What the Deal Involves
Intesa's offer values each MPS share at €10.091—comprising 1.6 newly issued Intesa shares plus €1 in cash. This represents a 12.5% premium over MPS's closing price on June 5, the day before the bid was publicly announced in early June 2026. If approved, the merger would create the Eurozone's second-largest bank by market cap, serving over 27 million clients and managing roughly €2 trillion in customer assets.
The acquisition is conditional on Intesa acquiring at least 66.67% of MPS's outstanding shares, though the bank reserves the right to waive that threshold. The tender period will run for several weeks once Consob publishes the approved offer document.
What This Means for Account Holders
For depositors and account holders, the merger is designed to be seamless in theory. Intesa has pledged no immediate job cuts as part of its integration planning and intends to preserve MPS's regional presence through a carve-out arrangement involving Unipol Assicurazioni. A package of MPS branches and operational assets will be sold to Unipol, which is expected to merge with BPER Banca, creating a formidable regional competitor.
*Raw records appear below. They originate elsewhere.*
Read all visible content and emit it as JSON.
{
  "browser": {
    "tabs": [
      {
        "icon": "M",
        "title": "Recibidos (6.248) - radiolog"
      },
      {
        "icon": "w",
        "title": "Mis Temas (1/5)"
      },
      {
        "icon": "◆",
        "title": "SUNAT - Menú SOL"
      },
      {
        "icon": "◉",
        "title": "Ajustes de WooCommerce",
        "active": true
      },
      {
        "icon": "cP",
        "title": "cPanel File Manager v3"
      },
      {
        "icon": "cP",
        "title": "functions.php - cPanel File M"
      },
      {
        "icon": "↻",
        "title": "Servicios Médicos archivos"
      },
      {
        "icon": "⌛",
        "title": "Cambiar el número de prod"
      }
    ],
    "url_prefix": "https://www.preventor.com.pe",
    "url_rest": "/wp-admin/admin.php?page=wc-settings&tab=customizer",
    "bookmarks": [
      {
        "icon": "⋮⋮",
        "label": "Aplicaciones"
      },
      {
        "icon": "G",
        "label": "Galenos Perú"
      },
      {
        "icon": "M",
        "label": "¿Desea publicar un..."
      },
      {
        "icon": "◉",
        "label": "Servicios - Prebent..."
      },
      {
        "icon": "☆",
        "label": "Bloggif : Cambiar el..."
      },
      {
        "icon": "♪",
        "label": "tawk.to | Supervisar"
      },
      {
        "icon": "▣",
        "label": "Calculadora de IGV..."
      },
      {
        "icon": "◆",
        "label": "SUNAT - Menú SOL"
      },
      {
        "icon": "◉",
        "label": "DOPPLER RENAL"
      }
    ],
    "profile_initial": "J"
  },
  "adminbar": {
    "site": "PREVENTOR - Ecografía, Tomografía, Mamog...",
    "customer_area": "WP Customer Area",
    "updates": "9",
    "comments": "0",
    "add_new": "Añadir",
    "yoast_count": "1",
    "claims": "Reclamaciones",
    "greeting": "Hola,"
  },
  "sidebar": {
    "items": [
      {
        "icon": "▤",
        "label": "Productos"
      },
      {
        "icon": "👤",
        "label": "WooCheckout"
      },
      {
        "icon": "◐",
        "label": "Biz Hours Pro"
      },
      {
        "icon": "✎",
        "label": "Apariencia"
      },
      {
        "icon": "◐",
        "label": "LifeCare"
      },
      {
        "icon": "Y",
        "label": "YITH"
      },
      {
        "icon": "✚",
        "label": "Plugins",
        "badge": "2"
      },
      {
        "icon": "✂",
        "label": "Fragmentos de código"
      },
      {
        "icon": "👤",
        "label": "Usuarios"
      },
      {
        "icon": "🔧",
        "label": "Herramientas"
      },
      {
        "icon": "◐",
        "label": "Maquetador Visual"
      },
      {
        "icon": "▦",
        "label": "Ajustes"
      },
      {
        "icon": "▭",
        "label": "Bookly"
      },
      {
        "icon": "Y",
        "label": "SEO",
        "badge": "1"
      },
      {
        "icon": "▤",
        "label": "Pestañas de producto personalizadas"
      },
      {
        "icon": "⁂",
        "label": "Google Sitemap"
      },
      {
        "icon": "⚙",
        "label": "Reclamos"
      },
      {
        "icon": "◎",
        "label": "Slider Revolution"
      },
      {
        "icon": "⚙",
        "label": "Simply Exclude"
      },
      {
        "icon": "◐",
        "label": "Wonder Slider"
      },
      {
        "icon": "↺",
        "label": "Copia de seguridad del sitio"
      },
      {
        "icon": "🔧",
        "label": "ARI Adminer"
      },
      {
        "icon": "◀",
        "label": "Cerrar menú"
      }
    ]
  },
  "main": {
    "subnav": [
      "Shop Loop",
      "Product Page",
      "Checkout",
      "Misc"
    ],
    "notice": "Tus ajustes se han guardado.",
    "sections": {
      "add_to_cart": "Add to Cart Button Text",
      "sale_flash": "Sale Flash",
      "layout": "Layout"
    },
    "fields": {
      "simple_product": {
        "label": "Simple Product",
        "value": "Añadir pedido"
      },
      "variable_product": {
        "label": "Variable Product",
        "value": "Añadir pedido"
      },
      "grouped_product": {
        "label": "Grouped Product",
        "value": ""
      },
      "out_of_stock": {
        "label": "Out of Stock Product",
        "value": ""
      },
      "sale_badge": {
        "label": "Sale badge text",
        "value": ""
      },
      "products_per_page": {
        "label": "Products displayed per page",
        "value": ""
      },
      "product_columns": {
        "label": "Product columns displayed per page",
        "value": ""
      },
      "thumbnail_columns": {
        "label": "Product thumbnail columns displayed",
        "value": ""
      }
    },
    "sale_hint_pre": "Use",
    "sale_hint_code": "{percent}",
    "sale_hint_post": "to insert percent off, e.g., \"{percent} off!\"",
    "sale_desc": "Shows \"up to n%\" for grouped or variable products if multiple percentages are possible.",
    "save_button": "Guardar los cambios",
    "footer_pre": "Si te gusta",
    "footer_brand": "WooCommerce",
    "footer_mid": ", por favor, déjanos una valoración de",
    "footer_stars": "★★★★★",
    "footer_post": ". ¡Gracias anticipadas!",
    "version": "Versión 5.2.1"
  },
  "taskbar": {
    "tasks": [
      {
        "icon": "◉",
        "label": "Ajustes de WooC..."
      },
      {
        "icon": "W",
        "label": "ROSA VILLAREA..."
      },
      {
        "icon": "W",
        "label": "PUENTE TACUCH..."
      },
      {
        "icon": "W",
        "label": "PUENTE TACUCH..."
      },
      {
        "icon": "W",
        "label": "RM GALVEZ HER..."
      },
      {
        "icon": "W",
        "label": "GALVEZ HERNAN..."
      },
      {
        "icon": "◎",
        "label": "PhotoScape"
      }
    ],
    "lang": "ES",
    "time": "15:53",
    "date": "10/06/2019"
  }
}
Customers of branches transferred to the Unipol entity may see changes in branding and service offerings as those locations are folded into the new structure. However, the majority of MPS's branch network will remain under Intesa management.
Why This Matters for Italy
This deal marks a significant banking consolidation in Italy, driven by the sector-wide need to achieve scale, manage rising technology costs, comply with tightening capital rules, and compete with larger pan-European rivals. For years, the ECB has encouraged eurozone banks to consolidate; while this is a domestic transaction, its scale reflects broader trends in European banking.
MPS, founded in 1472, has weathered significant challenges in recent years, including a €5B state bailout in 2017 and ongoing capital restructuring. The Italian government, which retains a stake, is expected to divest its holding before the deal closes, aiming to maximize proceeds while ensuring domestic control over this strategic asset.
For retail and commercial clients, the consolidation is expected to deliver more integrated digital platforms, broader product suites, and potentially improved pricing on bundled services like mortgages with insurance. The risk, as with all consolidations, is reduced competition in certain market segments.
Timeline Ahead
Investors and customers should watch for:
• Consob approval: Expected in coming weeks
• Tender period opening: October or November 2026
• Final settlement: December 2026
Each milestone carries potential for market movements. In parallel, Intesa must secure clearances from the ECB, Banca d'Italia, IVASS (Italy's insurance regulator), domestic and foreign antitrust authorities.
What Happens Now
Consob will scrutinize the offer document for compliance and investor protection standards. Assuming approval, the document will be published, triggering the formal tender period. For those living and working in Italy, this consolidation will determine which institutions manage your savings, underwrite your loans, and advise on financial planning in the years ahead. In a country where banking remains deeply local, the implications extend beyond finance to everyday commerce and community banking services.